Amtrak was created in 1970 as a quasi-public corporation to take over intercity passenger trains in the United States. The BN was among the 20 railroads that joined Amtrak, though the Galesburg–Quincy–Kansas City segment was not selected to be part of the initial Amtrak system. In April 1971, four parties – the cities of Quincy and Macomb, plus Quincy College and Western Illinois University – filed a federal lawsuit to prevent the Quincy Local from being discontinued. An injunction granted by judge Joseph Sam Perry resulted in the trains continuing to run after the May 1 start of Amtrak operations. Judge Bernard Martin Decker lifted the injunction on May 10, ending service to Quincy. A June court decision ended the lawsuit.

However, Illinois soon provided funding to resume daily Chicago–West Quincy service. Amtrak began operation of the Illinois Zephyr on November 4, 1971. Amtrak listed the station as "West Quincy, MO" in timetables until October 29, 1972, then "Quincy, IL (West Station)" and later "Quincy, IL (at West Quincy, MO)". A new Quincy station east of the Mississippi River opened on April 24, 1983; a permanent structure there opened on December 12, 1985. West Quincy reverted to appearing as "West Quincy, MO" in timetables. The Quincy station was added because the low-lying West Quincy location was prone to flooding from the Mississippi River.

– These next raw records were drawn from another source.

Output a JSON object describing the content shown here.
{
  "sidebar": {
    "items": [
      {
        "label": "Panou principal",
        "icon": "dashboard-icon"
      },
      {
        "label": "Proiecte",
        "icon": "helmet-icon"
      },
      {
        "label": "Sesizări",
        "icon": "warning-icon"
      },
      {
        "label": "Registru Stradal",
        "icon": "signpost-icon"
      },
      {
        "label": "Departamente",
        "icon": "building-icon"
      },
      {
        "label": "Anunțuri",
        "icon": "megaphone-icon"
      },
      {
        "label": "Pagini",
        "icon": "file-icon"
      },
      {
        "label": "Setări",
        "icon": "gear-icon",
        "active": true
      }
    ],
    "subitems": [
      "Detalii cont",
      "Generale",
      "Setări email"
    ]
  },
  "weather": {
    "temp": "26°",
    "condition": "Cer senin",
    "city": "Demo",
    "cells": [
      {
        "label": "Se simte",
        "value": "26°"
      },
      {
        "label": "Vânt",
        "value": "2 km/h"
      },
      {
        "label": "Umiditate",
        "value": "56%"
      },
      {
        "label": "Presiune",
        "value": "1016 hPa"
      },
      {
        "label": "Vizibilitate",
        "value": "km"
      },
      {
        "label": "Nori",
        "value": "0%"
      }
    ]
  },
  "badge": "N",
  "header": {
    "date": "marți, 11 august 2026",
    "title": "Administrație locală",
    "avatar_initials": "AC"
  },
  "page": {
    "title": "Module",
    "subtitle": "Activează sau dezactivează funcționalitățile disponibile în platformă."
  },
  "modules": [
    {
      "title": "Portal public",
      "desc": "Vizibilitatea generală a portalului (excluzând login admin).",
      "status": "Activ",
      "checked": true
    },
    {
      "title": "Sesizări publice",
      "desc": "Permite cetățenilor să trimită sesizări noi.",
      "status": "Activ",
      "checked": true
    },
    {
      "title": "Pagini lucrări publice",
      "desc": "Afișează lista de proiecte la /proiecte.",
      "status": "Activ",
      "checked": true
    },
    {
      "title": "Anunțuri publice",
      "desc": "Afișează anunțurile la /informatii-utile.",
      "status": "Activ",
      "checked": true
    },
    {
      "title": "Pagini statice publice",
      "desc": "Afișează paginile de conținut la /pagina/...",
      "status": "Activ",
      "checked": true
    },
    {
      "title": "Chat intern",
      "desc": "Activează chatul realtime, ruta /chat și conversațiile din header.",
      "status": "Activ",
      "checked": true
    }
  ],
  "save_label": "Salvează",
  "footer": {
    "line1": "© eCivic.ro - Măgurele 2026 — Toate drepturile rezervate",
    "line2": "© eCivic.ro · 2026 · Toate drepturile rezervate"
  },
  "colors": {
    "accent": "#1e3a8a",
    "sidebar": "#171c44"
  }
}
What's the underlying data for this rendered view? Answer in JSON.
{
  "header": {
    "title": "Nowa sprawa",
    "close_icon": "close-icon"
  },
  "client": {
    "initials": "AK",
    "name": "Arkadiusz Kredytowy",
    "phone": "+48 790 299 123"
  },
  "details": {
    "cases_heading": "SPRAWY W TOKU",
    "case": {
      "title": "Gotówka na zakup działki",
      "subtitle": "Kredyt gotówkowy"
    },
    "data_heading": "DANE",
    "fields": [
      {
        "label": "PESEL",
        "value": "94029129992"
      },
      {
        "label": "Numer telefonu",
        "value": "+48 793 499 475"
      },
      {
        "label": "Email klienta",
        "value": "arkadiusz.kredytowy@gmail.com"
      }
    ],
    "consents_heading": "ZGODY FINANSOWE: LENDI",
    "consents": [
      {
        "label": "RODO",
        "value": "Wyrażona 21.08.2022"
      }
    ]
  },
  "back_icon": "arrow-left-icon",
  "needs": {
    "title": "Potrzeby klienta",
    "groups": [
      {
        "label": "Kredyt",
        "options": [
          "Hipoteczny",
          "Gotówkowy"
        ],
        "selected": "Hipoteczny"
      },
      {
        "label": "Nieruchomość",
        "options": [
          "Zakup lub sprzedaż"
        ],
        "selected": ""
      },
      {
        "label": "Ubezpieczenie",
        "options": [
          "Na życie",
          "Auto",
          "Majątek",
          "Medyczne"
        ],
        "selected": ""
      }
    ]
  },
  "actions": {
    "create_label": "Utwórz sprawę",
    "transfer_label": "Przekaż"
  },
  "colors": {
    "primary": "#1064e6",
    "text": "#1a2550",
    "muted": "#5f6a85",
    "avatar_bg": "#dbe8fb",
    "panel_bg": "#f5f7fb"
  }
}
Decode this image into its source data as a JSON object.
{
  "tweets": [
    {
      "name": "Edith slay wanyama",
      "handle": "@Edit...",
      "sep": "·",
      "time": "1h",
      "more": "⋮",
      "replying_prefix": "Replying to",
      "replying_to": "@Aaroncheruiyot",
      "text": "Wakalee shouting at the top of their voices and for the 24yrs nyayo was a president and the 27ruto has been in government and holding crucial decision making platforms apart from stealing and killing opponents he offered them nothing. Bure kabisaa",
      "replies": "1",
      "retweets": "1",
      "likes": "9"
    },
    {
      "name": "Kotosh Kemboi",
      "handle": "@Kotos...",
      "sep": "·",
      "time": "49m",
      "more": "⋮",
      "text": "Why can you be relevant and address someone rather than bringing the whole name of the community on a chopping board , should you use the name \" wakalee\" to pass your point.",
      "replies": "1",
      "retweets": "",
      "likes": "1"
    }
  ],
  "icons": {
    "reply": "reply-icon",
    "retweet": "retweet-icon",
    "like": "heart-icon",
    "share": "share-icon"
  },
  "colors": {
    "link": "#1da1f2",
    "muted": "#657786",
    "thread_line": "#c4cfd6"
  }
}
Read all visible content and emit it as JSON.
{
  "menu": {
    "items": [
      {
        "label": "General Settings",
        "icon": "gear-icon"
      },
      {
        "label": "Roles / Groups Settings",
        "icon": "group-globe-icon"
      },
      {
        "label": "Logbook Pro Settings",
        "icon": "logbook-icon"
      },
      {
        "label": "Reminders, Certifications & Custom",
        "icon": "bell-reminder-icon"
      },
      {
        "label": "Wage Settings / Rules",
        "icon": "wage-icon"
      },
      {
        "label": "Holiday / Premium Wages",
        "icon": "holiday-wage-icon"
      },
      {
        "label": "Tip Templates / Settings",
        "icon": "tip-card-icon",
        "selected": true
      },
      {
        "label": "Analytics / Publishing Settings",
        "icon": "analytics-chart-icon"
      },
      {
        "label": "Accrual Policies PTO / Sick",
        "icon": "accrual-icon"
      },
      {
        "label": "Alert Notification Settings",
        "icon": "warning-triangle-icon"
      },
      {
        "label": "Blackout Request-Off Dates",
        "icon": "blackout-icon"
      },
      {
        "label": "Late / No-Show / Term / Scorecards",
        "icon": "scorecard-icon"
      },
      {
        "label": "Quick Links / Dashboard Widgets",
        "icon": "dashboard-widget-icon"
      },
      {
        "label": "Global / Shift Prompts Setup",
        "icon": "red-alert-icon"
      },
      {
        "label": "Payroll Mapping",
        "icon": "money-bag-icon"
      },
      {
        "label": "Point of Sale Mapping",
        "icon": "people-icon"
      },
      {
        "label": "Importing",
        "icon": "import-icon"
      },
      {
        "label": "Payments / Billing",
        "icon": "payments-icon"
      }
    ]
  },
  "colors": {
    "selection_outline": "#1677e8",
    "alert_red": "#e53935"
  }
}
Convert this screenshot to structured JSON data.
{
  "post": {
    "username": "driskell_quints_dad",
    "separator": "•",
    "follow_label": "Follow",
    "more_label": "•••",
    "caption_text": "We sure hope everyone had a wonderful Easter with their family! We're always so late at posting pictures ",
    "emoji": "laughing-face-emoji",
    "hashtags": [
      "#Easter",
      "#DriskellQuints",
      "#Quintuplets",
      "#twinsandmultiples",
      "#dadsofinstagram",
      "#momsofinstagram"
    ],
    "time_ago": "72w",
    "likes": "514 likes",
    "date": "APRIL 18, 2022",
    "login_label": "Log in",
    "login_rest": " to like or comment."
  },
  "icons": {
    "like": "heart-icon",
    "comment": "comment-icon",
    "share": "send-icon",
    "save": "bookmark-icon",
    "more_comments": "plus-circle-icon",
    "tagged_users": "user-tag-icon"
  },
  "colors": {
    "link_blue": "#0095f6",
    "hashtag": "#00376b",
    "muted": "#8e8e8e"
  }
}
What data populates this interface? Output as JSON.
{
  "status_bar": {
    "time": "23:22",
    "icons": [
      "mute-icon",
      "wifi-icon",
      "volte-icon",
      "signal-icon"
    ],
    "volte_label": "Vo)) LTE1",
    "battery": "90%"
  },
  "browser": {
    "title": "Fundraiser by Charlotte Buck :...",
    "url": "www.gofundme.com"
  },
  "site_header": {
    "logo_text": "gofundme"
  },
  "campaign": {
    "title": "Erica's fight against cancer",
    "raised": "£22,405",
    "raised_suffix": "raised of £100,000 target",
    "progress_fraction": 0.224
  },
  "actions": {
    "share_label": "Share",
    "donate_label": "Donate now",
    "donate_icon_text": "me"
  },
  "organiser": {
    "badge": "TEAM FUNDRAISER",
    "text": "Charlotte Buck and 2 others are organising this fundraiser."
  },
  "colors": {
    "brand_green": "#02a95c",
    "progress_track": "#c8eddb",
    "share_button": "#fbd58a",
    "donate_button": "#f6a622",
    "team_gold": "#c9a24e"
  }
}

Massive floods occurred on the Mississippi River beginning in April 1993. The Illinois Zephyr was temporarily cut back to Quincy on July 10, 1993. On July 16, the West Quincy levee failed due to sabotage, severely damaging West Quincy station. After the floods, the BN moved two double-wide trailers to West Quincy to serve as a temporary crew building. In October 1993, the railroad indicated that new facilities at the site would be for freight crews only and would not serve Amtrak. At that time, Illinois Zephyr trains were operated with locomotives on either end, so the wye at West Quincy was not needed to turn the train around. The station was removed from Amtrak timetables in February 1994. In March 1994, the Illinois Department of Transportation confirmed that Quincy would continue to be the terminal for the Illinois Zephyr.

The Illinois Zephyr (and the 2006-added Carl Sandburg) later returned to using the West Quincy yard to lay over between trips and to reverse direction on the wye. The wye has also been used for excursion trains from St. Louis and Chicago.